Un magistrato che accoglie le tesi di Hitler

Qualcuno ha già applicato l’aggettivo «revisionista» all’incredibile sentenza della procura di Monaco di Baviera che trasforma in «traditori» le migliaia di soldati italiani trucidati dai tedeschi a Cefalonia. Quei soldati comandati dal generale Antonio Gandin l’8 settembre 1943 ricevettero da Roma l’ordine di difendersi «da ogni eventuale aggressione di qualsiasi provenienza», e - sia pure dopo molte incertezze - lo fecero compiendo il loro dovere di soldati. Oggi, come allora, si può pensare, e lo pensiamo, il peggio possibile di Pietro Badoglio e di Vittorio Emanuele III: autori di un armistizio con gli angloamericani malcondotto e peggio annunciato, lasciarono l’intero Paese allo sbando in balìa dei tedeschi, quasi presumendo che costoro si ritirassero in buon ordine dall’Italia e trattassero le nostre truppe sparse sui vari fronti di guerra come forze neutrali. Per i tedeschi erano invece dei nuovi nemici, da trattare come tali, se non si fossero arresi.

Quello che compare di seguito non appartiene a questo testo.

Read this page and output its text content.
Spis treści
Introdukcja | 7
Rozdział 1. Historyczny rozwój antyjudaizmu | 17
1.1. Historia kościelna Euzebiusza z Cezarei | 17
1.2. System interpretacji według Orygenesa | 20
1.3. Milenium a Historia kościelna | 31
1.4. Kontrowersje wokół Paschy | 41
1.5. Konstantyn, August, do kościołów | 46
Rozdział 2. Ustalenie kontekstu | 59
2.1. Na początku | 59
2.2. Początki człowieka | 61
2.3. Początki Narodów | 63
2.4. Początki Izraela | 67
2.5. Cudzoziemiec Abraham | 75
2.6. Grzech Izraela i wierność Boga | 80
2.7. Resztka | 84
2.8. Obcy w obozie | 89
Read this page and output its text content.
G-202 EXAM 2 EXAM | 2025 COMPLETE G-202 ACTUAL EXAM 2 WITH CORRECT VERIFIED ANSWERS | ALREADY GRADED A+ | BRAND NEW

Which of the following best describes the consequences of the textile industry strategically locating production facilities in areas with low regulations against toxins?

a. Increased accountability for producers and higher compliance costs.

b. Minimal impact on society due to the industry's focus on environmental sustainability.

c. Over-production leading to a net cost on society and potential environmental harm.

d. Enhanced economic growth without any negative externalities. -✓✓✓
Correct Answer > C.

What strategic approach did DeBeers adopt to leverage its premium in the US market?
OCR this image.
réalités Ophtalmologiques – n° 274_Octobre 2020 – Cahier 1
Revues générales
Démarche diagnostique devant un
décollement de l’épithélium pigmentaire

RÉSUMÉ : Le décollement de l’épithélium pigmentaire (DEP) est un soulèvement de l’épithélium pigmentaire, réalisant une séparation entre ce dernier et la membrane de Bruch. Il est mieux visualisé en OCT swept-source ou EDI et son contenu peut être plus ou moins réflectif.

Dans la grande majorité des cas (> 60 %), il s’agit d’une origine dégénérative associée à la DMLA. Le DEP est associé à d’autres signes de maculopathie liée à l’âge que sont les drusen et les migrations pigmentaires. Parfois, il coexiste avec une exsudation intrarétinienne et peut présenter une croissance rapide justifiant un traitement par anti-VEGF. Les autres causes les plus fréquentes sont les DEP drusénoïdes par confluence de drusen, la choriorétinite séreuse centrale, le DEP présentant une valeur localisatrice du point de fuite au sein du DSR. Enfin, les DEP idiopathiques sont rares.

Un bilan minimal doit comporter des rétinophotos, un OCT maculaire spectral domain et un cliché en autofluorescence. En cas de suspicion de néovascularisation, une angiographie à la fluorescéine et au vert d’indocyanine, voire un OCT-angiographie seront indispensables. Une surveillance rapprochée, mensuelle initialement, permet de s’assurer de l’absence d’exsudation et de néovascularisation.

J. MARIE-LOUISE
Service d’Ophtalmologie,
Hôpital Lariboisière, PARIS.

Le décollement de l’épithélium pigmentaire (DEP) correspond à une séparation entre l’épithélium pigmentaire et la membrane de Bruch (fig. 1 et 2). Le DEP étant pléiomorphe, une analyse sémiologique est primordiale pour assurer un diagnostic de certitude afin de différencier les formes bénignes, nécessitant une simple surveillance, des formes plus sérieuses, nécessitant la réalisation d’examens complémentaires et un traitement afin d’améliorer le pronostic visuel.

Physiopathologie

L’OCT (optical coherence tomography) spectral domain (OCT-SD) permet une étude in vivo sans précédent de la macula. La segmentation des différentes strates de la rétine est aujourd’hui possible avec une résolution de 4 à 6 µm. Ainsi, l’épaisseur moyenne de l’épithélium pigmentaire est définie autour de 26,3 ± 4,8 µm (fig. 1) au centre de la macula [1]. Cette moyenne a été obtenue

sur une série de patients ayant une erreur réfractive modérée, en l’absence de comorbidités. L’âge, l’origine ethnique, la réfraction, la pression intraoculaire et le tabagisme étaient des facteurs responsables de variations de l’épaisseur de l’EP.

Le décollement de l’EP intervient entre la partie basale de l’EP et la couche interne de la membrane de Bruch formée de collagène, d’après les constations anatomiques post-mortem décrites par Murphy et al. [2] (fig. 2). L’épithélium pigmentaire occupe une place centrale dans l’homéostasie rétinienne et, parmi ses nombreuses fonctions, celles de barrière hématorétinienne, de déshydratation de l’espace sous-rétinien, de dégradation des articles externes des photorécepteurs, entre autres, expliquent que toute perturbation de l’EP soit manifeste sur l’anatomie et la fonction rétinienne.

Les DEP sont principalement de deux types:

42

Nell’isola greca di Cefalonia, però, fecero molto peggio. Quando il generale Gandin si arrese dopo una settimana di battaglia costata agli italiani 1500 caduti, i tedeschi passarono per le armi i suoi ufficiali e migliaia di soldati semplici: una vera mattanza senza altra ragione che l’odio e senza alcun rispetto per le più elementari convenzioni di guerra. Un crimine di guerra, appunto. Sul quale, però, le autorità italiane sono state per decenni colpevolmente deboli fino alla connivenza, con la scusa piuttosto risibile di non creare attriti all’interno della Nato in un periodo di guerra fredda. Soltanto nel 1980 il presidente della Repubblica Sandro Pertini ruppe quella che definì «la congiura del silenzio» su Cefalonia. E solo l’altro ieri, nel 2001, Carlo Azeglio Ciampi andò sull’isola a commemorare e onorare i caduti.
Nessun governo italiano, però, ha mai sentito il dovere di costituirsi parte civile nel procedimento in corso in Germania contro l’ex sottotenente Otmar Muhlhauser, oggi unico imputato della strage. Forse i nostri governi erano preoccupati di non turbare l’astratta fratellanza che unisce i Paesi dell’Unione Europea, per la quale si vuole che i popoli membri dimentichino una storia che invece sanguina ancora, come dimostrano la sentenza tedesca e lo sdegno che - c’è da augurarsi - solleverà in Italia. E, mentre Muhlhauser vive ancora tranquillo in Svevia, Marcella De Negri, figlia di un capitano fucilato, ha cercato giustizia costituendosi parte civile contro l’ex ufficiale tedesco: invano, perché secondo il magistrato bavarese Stern, gli italiani uccisi a Cefalonia erano «traditori». La disposizione della procura trova una sua aberrante giustificazione nel fatto che il codice tedesco prescrive dopo vent’anni il reato di omicidio, se non è aggravato da «vili motivi». «I soldati italiani - scrive il procuratore Stern - non erano prigionieri di guerra ai quali spettasse un trattamento riguardoso... Inizialmente erano alleati dei tedeschi, poi si sono trasformati in nemici combattenti diventando così dei “traditori”. Per usare il gergo militare, è come se parti delle truppe tedesche avessero disertato e si fossero schierate con il nemico».
Questa non è una sentenza «revisionista»: è una sentenza che fa proprie le tesi e l’ira di Hitler, per il quale dopo l’8 settembre tutti gli italiani erano traditori da trattare peggio di qualsiasi nemico. Ma è anche una sentenza priva di senso giuridico, poiché l’ordine ricevuto dalle truppe italiane di resistere a qualsiasi aggressione era stato dato da un legittimo capo di governo, legittimamente nominato dal capo dello Stato, ovvero il re: nessun codice di guerra che non fosse quello nazista può considerare quei nostri soldati «traditori».

Ora c’è solo da augurarsi che l’attuale governo italiano, in mancanza di guerra fredda e senza riguardi per la fratellanza europea, prenda posizione - ufficiale e fattiva - contro una sentenza che offende, in quei nostri morti, anche noi, italiani vivi e non disposti a accettare passivamente una versione nazista della nostra storia.